Day 18 was all about evaluating math expressions. For part 1 you had parenthesized expressions consisting of numbers * and + that you had to evaluate but you had to do it by first doing parens then left to right - multiplication was not a higher precedence.
This sounds like a parsing first problem but it turns out I was able to exploit some of Clojure's language features. Looking at the subreddit after solving it seems that a bunch of other languages also have features that could be exploited.
Clojure represents data (and programs) as S-Expressions - basically
stuff in parens. As a prefix language, instead of writing 10+20, in
Clojure you'd write
(+ 10 20), that is run the plus function on 10
and 20. If you have something lie
(+ 10 (* 20 3)), Clojure has to
evaluate the inner S-Expression (sexp) before it can add that to +10
so Clojure can do the parsing for us. We can take an input string and
convert it to an sexp using
read-string but if we just try to do
(read-string "1 + 2 + 3") we'd get an error because "1 + 2 + 3"
isn't a valid sexp so we just surround it by parens:
(def equation-sexp (read-string (str "(" "1 + 2 * 3 + (4 * 5 )" ")")))
The above would leave us with the sexp (1 + 2 * 3 + (4 * 5 )).
Next, forgetting the inner parens, we can write a function that will evaluate an sexp of the form (1 + 2 * 3 + …) etc. Basically, this can be done with a reduce.
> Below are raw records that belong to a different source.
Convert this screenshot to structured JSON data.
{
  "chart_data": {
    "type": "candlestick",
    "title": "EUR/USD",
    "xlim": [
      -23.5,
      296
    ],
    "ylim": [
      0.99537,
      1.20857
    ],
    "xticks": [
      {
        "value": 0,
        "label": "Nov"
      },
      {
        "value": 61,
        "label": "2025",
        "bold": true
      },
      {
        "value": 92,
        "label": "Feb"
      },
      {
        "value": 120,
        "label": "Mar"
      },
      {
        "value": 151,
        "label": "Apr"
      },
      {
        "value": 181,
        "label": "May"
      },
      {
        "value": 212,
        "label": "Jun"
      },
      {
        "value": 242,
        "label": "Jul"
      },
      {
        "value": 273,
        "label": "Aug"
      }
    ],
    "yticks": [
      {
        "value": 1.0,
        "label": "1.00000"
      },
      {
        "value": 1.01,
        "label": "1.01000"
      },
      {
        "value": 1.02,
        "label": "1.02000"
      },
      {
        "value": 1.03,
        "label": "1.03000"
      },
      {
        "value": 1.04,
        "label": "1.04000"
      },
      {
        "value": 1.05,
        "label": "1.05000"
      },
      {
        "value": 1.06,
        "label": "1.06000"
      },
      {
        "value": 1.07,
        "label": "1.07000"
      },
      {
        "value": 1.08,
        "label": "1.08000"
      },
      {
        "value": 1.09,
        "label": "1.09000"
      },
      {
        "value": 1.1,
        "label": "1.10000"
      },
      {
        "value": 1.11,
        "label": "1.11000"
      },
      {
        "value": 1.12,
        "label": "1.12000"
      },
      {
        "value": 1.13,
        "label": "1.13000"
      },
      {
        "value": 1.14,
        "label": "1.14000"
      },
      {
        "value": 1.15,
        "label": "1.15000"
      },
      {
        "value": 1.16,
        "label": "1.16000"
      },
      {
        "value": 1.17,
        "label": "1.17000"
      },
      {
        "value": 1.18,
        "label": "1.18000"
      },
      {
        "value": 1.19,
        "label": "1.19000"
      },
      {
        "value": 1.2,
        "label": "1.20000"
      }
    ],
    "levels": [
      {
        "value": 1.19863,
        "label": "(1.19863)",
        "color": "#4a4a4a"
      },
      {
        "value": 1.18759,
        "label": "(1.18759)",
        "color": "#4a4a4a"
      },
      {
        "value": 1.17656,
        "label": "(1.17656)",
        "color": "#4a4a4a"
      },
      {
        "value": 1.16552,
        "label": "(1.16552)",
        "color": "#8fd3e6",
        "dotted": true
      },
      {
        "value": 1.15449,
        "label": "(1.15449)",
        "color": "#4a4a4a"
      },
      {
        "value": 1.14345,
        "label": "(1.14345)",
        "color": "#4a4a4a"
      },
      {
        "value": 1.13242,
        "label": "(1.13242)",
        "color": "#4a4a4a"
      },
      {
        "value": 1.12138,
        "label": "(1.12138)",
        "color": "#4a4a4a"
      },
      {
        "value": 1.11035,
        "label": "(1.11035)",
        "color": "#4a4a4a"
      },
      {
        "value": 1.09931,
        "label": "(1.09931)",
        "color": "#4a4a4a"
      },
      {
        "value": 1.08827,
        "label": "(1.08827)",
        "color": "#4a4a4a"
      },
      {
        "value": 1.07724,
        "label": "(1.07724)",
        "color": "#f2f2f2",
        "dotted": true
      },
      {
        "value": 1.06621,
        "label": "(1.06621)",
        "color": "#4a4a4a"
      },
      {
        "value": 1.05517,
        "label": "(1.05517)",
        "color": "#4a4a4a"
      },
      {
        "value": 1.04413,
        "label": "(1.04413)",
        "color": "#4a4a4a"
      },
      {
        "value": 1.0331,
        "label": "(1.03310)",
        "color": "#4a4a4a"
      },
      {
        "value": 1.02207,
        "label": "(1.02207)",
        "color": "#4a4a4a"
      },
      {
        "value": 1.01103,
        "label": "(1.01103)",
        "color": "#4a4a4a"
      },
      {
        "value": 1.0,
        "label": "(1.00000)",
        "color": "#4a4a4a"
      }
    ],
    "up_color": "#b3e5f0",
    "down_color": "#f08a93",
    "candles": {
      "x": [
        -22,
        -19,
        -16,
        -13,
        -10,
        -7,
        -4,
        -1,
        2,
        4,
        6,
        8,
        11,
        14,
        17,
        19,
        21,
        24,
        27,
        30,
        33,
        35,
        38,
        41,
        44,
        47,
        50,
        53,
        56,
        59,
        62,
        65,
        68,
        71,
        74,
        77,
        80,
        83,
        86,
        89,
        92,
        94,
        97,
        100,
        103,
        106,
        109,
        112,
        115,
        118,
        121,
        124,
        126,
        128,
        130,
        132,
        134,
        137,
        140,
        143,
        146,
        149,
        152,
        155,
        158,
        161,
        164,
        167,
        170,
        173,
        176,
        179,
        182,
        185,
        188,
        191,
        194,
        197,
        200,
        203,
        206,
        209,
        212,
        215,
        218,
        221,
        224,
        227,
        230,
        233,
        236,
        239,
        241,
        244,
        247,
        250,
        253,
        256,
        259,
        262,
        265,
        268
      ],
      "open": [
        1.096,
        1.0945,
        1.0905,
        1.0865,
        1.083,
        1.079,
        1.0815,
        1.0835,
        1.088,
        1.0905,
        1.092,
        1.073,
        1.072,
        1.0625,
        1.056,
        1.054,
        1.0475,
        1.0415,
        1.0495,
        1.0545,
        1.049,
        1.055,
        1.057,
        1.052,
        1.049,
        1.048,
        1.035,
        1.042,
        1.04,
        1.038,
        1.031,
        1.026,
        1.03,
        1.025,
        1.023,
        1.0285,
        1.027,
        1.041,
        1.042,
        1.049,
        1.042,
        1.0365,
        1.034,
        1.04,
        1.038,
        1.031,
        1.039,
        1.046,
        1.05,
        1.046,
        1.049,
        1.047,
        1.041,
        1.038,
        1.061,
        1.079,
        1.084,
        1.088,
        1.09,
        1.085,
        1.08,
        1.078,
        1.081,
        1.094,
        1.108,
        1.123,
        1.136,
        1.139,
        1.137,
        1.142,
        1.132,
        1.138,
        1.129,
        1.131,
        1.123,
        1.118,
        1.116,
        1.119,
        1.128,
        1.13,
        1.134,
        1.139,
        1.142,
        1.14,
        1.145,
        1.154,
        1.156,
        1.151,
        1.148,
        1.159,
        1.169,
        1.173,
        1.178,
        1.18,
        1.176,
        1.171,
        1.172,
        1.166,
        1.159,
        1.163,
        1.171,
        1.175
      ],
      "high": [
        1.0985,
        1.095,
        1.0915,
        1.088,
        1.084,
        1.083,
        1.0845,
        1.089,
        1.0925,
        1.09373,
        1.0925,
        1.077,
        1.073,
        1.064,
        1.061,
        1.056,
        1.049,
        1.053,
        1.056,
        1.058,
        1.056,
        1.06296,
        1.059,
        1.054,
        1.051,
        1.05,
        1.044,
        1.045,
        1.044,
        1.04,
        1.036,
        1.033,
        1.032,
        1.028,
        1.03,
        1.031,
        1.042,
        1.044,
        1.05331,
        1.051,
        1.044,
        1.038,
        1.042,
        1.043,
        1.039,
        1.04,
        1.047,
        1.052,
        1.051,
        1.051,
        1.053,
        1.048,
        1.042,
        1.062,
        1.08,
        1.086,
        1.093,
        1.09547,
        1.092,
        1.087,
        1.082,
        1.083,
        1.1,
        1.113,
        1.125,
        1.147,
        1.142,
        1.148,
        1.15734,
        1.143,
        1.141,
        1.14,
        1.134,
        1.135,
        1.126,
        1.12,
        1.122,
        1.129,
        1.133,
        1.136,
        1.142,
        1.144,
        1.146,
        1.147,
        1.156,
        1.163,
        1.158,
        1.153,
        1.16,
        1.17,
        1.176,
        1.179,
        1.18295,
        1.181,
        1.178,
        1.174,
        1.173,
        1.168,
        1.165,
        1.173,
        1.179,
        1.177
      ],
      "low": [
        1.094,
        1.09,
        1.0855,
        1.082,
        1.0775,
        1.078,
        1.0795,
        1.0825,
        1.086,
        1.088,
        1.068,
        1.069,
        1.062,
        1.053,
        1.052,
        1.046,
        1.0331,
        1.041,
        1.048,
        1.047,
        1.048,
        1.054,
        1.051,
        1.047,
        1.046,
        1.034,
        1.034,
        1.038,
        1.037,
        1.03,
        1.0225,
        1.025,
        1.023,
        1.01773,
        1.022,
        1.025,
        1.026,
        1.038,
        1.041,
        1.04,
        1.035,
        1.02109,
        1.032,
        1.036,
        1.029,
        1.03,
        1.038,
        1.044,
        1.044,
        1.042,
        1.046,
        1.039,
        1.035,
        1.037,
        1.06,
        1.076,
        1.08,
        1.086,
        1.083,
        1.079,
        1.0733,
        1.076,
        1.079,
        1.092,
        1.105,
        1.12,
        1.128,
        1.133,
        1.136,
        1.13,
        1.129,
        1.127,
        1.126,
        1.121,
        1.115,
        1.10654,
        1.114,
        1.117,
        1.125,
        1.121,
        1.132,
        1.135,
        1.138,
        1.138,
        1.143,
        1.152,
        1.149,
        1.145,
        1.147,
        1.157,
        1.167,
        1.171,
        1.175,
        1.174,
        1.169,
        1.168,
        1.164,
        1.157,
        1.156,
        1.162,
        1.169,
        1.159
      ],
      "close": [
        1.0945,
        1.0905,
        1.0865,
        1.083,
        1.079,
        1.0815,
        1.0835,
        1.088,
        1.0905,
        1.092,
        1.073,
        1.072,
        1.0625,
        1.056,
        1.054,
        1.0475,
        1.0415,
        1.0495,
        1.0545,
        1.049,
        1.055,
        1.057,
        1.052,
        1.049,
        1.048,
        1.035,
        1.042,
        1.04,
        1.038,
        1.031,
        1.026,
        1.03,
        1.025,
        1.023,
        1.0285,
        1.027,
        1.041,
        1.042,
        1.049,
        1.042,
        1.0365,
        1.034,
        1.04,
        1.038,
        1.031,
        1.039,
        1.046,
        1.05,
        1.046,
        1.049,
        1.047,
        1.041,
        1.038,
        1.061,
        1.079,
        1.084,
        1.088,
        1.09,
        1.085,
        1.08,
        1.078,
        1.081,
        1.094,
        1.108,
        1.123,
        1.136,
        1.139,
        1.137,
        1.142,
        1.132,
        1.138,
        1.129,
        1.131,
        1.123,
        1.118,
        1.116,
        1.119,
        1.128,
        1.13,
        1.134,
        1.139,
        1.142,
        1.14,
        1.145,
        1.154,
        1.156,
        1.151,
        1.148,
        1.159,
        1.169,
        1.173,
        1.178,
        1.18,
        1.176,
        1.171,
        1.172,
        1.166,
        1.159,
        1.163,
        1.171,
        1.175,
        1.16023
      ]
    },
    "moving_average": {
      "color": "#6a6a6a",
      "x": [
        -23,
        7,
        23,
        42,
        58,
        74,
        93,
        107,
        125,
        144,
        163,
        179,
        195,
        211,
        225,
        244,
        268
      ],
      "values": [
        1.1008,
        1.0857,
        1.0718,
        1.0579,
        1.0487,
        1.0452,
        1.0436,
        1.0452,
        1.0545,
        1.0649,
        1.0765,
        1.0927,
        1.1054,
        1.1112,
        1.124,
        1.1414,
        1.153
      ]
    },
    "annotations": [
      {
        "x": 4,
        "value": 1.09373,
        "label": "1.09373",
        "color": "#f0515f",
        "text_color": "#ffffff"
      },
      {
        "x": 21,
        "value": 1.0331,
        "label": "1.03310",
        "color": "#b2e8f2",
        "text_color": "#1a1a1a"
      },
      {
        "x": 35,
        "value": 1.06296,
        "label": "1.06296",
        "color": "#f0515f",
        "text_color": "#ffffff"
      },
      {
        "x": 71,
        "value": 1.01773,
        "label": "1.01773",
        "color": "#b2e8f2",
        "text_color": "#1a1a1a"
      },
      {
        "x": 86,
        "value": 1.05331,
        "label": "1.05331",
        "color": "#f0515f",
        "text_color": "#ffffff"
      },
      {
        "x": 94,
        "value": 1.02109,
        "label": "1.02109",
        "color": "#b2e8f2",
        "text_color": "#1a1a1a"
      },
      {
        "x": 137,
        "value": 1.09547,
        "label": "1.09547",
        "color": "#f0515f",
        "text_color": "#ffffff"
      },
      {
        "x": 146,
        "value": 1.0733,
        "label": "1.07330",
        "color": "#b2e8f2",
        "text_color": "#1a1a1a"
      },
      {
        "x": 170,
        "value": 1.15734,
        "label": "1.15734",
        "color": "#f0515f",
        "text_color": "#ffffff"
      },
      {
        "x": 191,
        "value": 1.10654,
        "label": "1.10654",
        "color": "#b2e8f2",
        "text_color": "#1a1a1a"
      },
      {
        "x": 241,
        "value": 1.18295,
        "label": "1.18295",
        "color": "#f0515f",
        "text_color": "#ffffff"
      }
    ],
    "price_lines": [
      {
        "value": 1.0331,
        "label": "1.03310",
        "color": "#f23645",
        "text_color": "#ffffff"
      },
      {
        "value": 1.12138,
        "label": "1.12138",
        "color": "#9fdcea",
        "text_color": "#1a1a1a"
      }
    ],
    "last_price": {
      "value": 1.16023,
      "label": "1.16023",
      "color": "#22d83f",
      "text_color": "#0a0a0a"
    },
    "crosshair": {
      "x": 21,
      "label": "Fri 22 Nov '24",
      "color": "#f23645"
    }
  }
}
Start with the first value then take the rest of the list two at a time, the first of each pair is an operator and the second is an operand so apply the operand to the other number in the pair and your overall result so far.
In Clojure it looks like this:
(defn part1-eval [f & r] (reduce (fn [ans [op next]] (apply op [ans next] )) f (partition 2 r)))
Next, we insert that function name to the start of each sexp so (1 + 2 * 3 + (4 * 5*)) becomes (part1-eval 1 + 2 * 3 + (part1-eval 4 * 5)). Finally we can do a Clojure eval on this form which will run part1-eval on the rest of the sexp which will first run part1-eval on the 4 * 5, that will return the 20 and then the first part1-eval will finish it's calculations to give you the answer.
Part 2 was similar but there you had to perform addition before multiplication. All that was necessary was write a part2-eval function that would stand in for the part1-eval.
The idea is to take an sexp like (1 + 2 * 3 + 4 * 5) we first split this list around the * this gives us (1 + 2) () (3 + 4) () (5). We then filter this to remove the non numbers which gives (1 2) () (3 4) (5) (). Then we remove the empty lists: (1 2) (3 4) (5). Add the elements of each list: 3 7 5 and then multiply them together.
All the code is here.
I like day 17 a lot or some variant for students to discuss data representations but I think 18 is a little more advanced and probably wouldn't touch it in an early CS class - it was fun to work through though :-).